See our earlier journal post for some background on Jenny's house and its data loggers.
As wintery-Autumn arrived in Canberra Jenny's house remained cosy with the main living areas and bedrooms (shown in green, blue and orange on the graph below) fluctuating between 16 and 23 degrees. Encouragingly, the southern bathroom (shown in black) still hasn't dropped below 15 degrees.
The only heaters in Jenny's house are individual 600W ceiling-mounted, far-infrared panels in each of the bathrooms.
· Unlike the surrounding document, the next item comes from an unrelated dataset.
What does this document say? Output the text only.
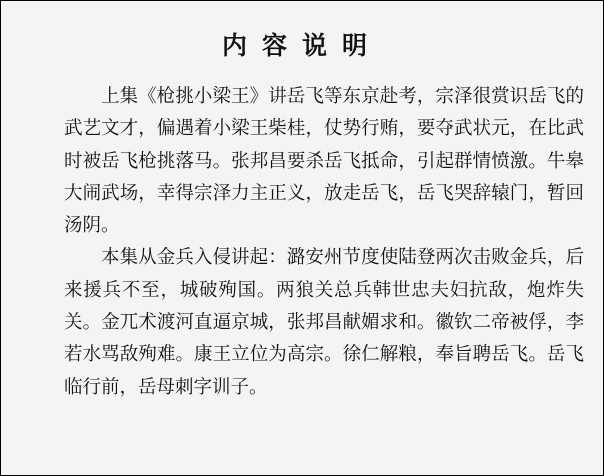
内容说明

上集《枪挑小梁王》讲岳飞等东京赴考，宗泽很赏识岳飞的武艺文才，偏遇着小梁王柴桂，仗势行贿，要夺武状元，在比武时被岳飞枪挑落马。张邦昌要杀岳飞抵命，引起群情愤激。牛皋大闹武场，幸得宗泽力主正义，放走岳飞，岳飞哭辞辕门，暂回汤阴。

本集从金兵入侵讲起：潞安州节度使陆登两次击败金兵，后来援兵不至，城破殉国。两狼关总兵韩世忠夫妇抗敌，炮炸失关。金兀术渡河直逼京城，张邦昌献媚求和。徽钦二帝被俘，李若水骂敌殉难。康王立位为高宗。徐仁解粮，奉旨聘岳飞。岳飞临行前，岳母刺字训子。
Only the heater panel in the southern bathroom has been used so far.
There are a couple of interesting things to point out in this graph:
1. The infrared panel was turned on twice during May 2 in order to 'emergency dry' some clothing needed for a camping trip the following day (it worked well).
2. The infrared heater was accidentally left on for EIGHT hours on May 5 and got to a lovely temperature of 24 degrees! (Slap over the wrist for the oldest boy in the house.)
3. The infrared panel was switched on a couple of times on Saturday May 6 and once on Sunday May 7 as Jenny returned home to shower between swimming slots in the 24 hour MS MegaSwim (she deserved a warming treat).
4. Nobody was sleeping in the middle bedroom on the last 3 nights shown on the graph. Proof that one person can produce quite a bit of heat in a well-sealed and insulated room.
5. We had lots of different people moving in and out of the house throughout the day on May 6. It was also quite overcast. On this day the internal temps were notably lower in the unheated parts of the house. Despite this it was still very comfortable.